Within the domain of optical fiber-based communication networks, there is a constant discussion regarding various network architectures, often referred to as “FTTx”, which stands for “fiber-to-the-x”. The “x” may be “home” (FTTH), “curb” (FTTC), “node” (FTTN), etc. Recently, these competing architectures have been deployed to provide Gigabit per second connections to the ultimate end-user location (i.e., residence, office, mobile device or the like). Many providers are looking towards to the use of a FTTH configuration, installing optical fiber from a network “drop” all the way to each physical endpoint location. However, costs for installing the last few hundred feet of fiber to each physical location currently range from $300-$400 for the labor alone. It is also predicted that 5G networks will require the utilization of many small cell sites to supplement current macro-cell sites, in order to support the higher data rates to mobile users.

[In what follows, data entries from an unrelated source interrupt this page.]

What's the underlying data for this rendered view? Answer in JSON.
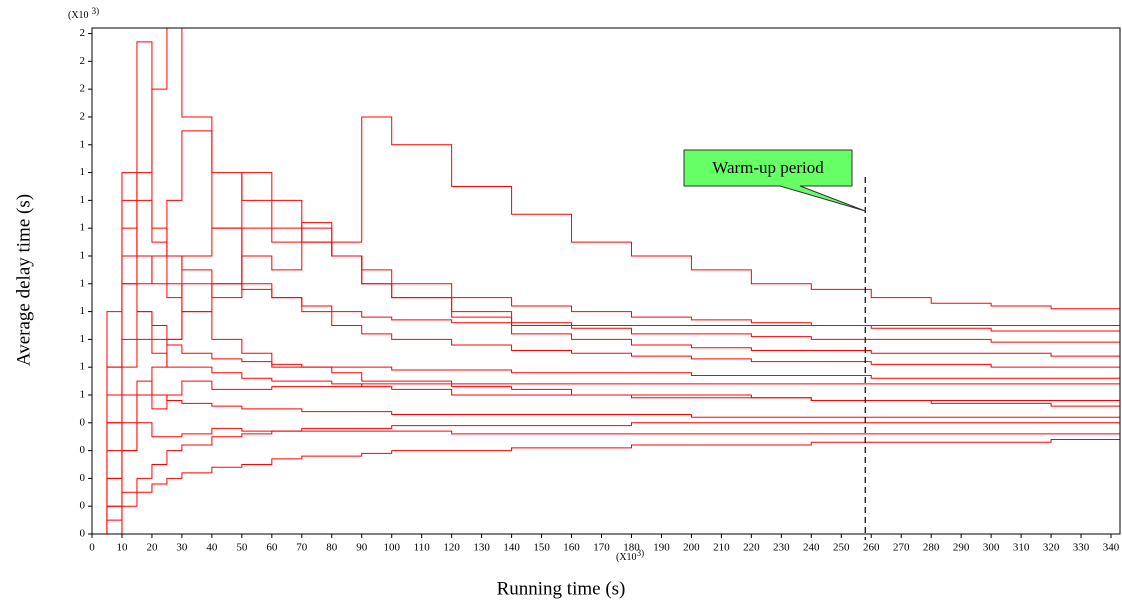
{
  "chart_data": {
    "type": "line",
    "step": true,
    "x_label": "Running time (s)",
    "y_label": "Average delay time (s)",
    "x_unit": {
      "base": "(X10",
      "exp": "3)"
    },
    "y_unit": {
      "base": "(X10",
      "exp": "3)"
    },
    "annotation": {
      "text": "Warm-up period",
      "x": 258
    },
    "xlim": [
      0,
      343
    ],
    "ylim": [
      0,
      1.82
    ],
    "xticks": [
      0,
      10,
      20,
      30,
      40,
      50,
      60,
      70,
      80,
      90,
      100,
      110,
      120,
      130,
      140,
      150,
      160,
      170,
      180,
      190,
      200,
      210,
      220,
      230,
      240,
      250,
      260,
      270,
      280,
      290,
      300,
      310,
      320,
      330,
      340
    ],
    "yticks": [
      {
        "value": 0,
        "label": "0"
      },
      {
        "value": 0.1,
        "label": "0"
      },
      {
        "value": 0.2,
        "label": "0"
      },
      {
        "value": 0.3,
        "label": "0"
      },
      {
        "value": 0.4,
        "label": "0"
      },
      {
        "value": 0.5,
        "label": "1"
      },
      {
        "value": 0.6,
        "label": "1"
      },
      {
        "value": 0.7,
        "label": "1"
      },
      {
        "value": 0.8,
        "label": "1"
      },
      {
        "value": 0.9,
        "label": "1"
      },
      {
        "value": 1.0,
        "label": "1"
      },
      {
        "value": 1.1,
        "label": "1"
      },
      {
        "value": 1.2,
        "label": "1"
      },
      {
        "value": 1.3,
        "label": "1"
      },
      {
        "value": 1.4,
        "label": "1"
      },
      {
        "value": 1.5,
        "label": "2"
      },
      {
        "value": 1.6,
        "label": "2"
      },
      {
        "value": 1.7,
        "label": "2"
      },
      {
        "value": 1.8,
        "label": "2"
      }
    ],
    "x": [
      0,
      5,
      10,
      15,
      20,
      25,
      30,
      40,
      50,
      60,
      70,
      80,
      90,
      100,
      120,
      140,
      160,
      180,
      200,
      220,
      240,
      260,
      280,
      300,
      320,
      343
    ],
    "series": [
      {
        "color": "#ff0000",
        "values": [
          0,
          0.6,
          1.2,
          1.77,
          1.1,
          0.9,
          0.8,
          0.7,
          0.65,
          0.6,
          0.6,
          0.58,
          0.55,
          0.55,
          0.53,
          0.52,
          0.5,
          0.5,
          0.5,
          0.49,
          0.48,
          0.48,
          0.47,
          0.47,
          0.46,
          0.46
        ]
      },
      {
        "color": "#ff0000",
        "values": [
          0,
          0.2,
          0.9,
          1.3,
          1.6,
          1.82,
          1.5,
          1.1,
          0.9,
          0.85,
          0.8,
          0.75,
          0.72,
          0.7,
          0.68,
          0.66,
          0.65,
          0.64,
          0.63,
          0.62,
          0.62,
          0.61,
          0.61,
          0.6,
          0.6,
          0.6
        ]
      },
      {
        "color": "#ff0000",
        "values": [
          0,
          0,
          0.3,
          0.5,
          0.6,
          0.7,
          0.8,
          0.9,
          1.0,
          0.95,
          1.05,
          1.05,
          1.5,
          1.4,
          1.25,
          1.15,
          1.05,
          1.0,
          0.95,
          0.9,
          0.88,
          0.85,
          0.83,
          0.82,
          0.81,
          0.8
        ]
      },
      {
        "color": "#ff0000",
        "values": [
          0,
          0.5,
          1.1,
          0.9,
          1.0,
          1.2,
          1.45,
          1.3,
          1.2,
          1.1,
          1.05,
          1.0,
          0.95,
          0.9,
          0.85,
          0.82,
          0.8,
          0.78,
          0.77,
          0.76,
          0.75,
          0.74,
          0.74,
          0.73,
          0.73,
          0.72
        ]
      },
      {
        "color": "#ff0000",
        "values": [
          0,
          0.8,
          1.3,
          1.0,
          0.9,
          0.85,
          1.0,
          1.1,
          1.3,
          1.2,
          1.1,
          1.0,
          0.9,
          0.85,
          0.8,
          0.76,
          0.74,
          0.72,
          0.72,
          0.71,
          0.7,
          0.7,
          0.7,
          0.69,
          0.69,
          0.69
        ]
      },
      {
        "color": "#ff0000",
        "values": [
          0,
          0.4,
          0.7,
          0.8,
          0.75,
          0.7,
          0.9,
          0.85,
          1.1,
          1.05,
          1.12,
          1.0,
          0.9,
          0.85,
          0.78,
          0.72,
          0.7,
          0.68,
          0.67,
          0.66,
          0.66,
          0.65,
          0.65,
          0.65,
          0.64,
          0.64
        ]
      },
      {
        "color": "#ff0000",
        "values": [
          0,
          0.3,
          0.6,
          0.7,
          0.65,
          0.6,
          0.6,
          0.58,
          0.56,
          0.55,
          0.55,
          0.54,
          0.53,
          0.52,
          0.5,
          0.5,
          0.5,
          0.49,
          0.49,
          0.49,
          0.48,
          0.48,
          0.48,
          0.48,
          0.48,
          0.48
        ]
      },
      {
        "color": "#ff0000",
        "values": [
          0,
          0.1,
          0.3,
          0.4,
          0.35,
          0.35,
          0.36,
          0.38,
          0.37,
          0.37,
          0.38,
          0.38,
          0.38,
          0.39,
          0.39,
          0.39,
          0.39,
          0.4,
          0.4,
          0.4,
          0.4,
          0.4,
          0.4,
          0.4,
          0.4,
          0.4
        ]
      },
      {
        "color": "#ff0000",
        "values": [
          0,
          0,
          0.1,
          0.15,
          0.18,
          0.2,
          0.22,
          0.24,
          0.25,
          0.27,
          0.28,
          0.28,
          0.29,
          0.3,
          0.3,
          0.31,
          0.31,
          0.32,
          0.32,
          0.32,
          0.33,
          0.33,
          0.33,
          0.33,
          0.34,
          0.34
        ]
      },
      {
        "color": "#ff0000",
        "values": [
          0,
          0.2,
          0.5,
          0.55,
          0.5,
          0.48,
          0.47,
          0.46,
          0.45,
          0.45,
          0.44,
          0.44,
          0.44,
          0.43,
          0.43,
          0.43,
          0.43,
          0.43,
          0.42,
          0.42,
          0.42,
          0.42,
          0.42,
          0.42,
          0.42,
          0.42
        ]
      },
      {
        "color": "#ff0000",
        "values": [
          0,
          0.6,
          1.0,
          1.2,
          1.05,
          1.0,
          0.95,
          0.9,
          0.88,
          0.85,
          0.82,
          0.8,
          0.78,
          0.77,
          0.76,
          0.75,
          0.75,
          0.75,
          0.75,
          0.75,
          0.75,
          0.75,
          0.75,
          0.75,
          0.75,
          0.75
        ]
      },
      {
        "color": "#ff0000",
        "values": [
          0,
          0.4,
          0.9,
          0.8,
          0.7,
          0.68,
          0.65,
          0.63,
          0.62,
          0.61,
          0.6,
          0.6,
          0.6,
          0.59,
          0.59,
          0.58,
          0.58,
          0.58,
          0.57,
          0.57,
          0.57,
          0.56,
          0.56,
          0.56,
          0.56,
          0.56
        ]
      },
      {
        "color": "#ff0000",
        "values": [
          0,
          0.1,
          0.4,
          0.5,
          0.45,
          0.5,
          0.55,
          0.52,
          0.52,
          0.53,
          0.53,
          0.53,
          0.54,
          0.54,
          0.54,
          0.54,
          0.54,
          0.54,
          0.54,
          0.54,
          0.54,
          0.54,
          0.54,
          0.54,
          0.54,
          0.54
        ]
      },
      {
        "color": "#ff0000",
        "values": [
          0,
          0.05,
          0.15,
          0.2,
          0.25,
          0.3,
          0.32,
          0.35,
          0.36,
          0.37,
          0.37,
          0.37,
          0.37,
          0.37,
          0.36,
          0.36,
          0.36,
          0.36,
          0.36,
          0.36,
          0.36,
          0.36,
          0.36,
          0.36,
          0.36,
          0.36
        ]
      }
    ]
  }
}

Thus, carriers would prefer a means for providing Gigabit connections to homes or businesses (in general, “end-user locations”) without the need to install fiber to actual physical locations. Indeed, carriers are also interested in having a means to quickly and easily install small cells, providing such capacity quickly and with low cost, while not requiring specialized technicians to install the service. Future “5G” technologies may enable Gigabit wireless data rates within a range of about 100-500 meters, lending support to finding a way to use wireless connections for this last connection between end users and the network.
It is known that network RF wireless data rates drop in proportion to increased distance between the network-connected RF antenna and the end user wireless device. As mobile devices continue to proliferate and applications continue to require increasing data rates, service providers need to deploy sufficient wireless transceivers and antennae closer to the end user locations, so as to deliver acceptable data rates to the consumers. In most of today's configurations, wireless network components are deployed as stand-alone components, consisting of cables, wireless transceivers and antennas; these various components are then assembled in the field to meet the requirements of a particular installation. This process is time-consuming and requires multiple skills by field technicians to properly handle, install, and connect power conductors, optical fibers cables, wireless transceivers, and antenna components.
There are a variety of known arrangements describing the combination of optical fiber and power conductors in a single cable sheath. In these arrangements, the included power conductors may be used for monitoring applications, systems testing, and the like. However, these configurations are not used as also a source of wireless communication. To provide wireless network services to the same group of subscribers, the necessary wireless components are provided as separate piece parts (or sub-assemblies) and need to be field-assembled and field-connected into the desired network service area.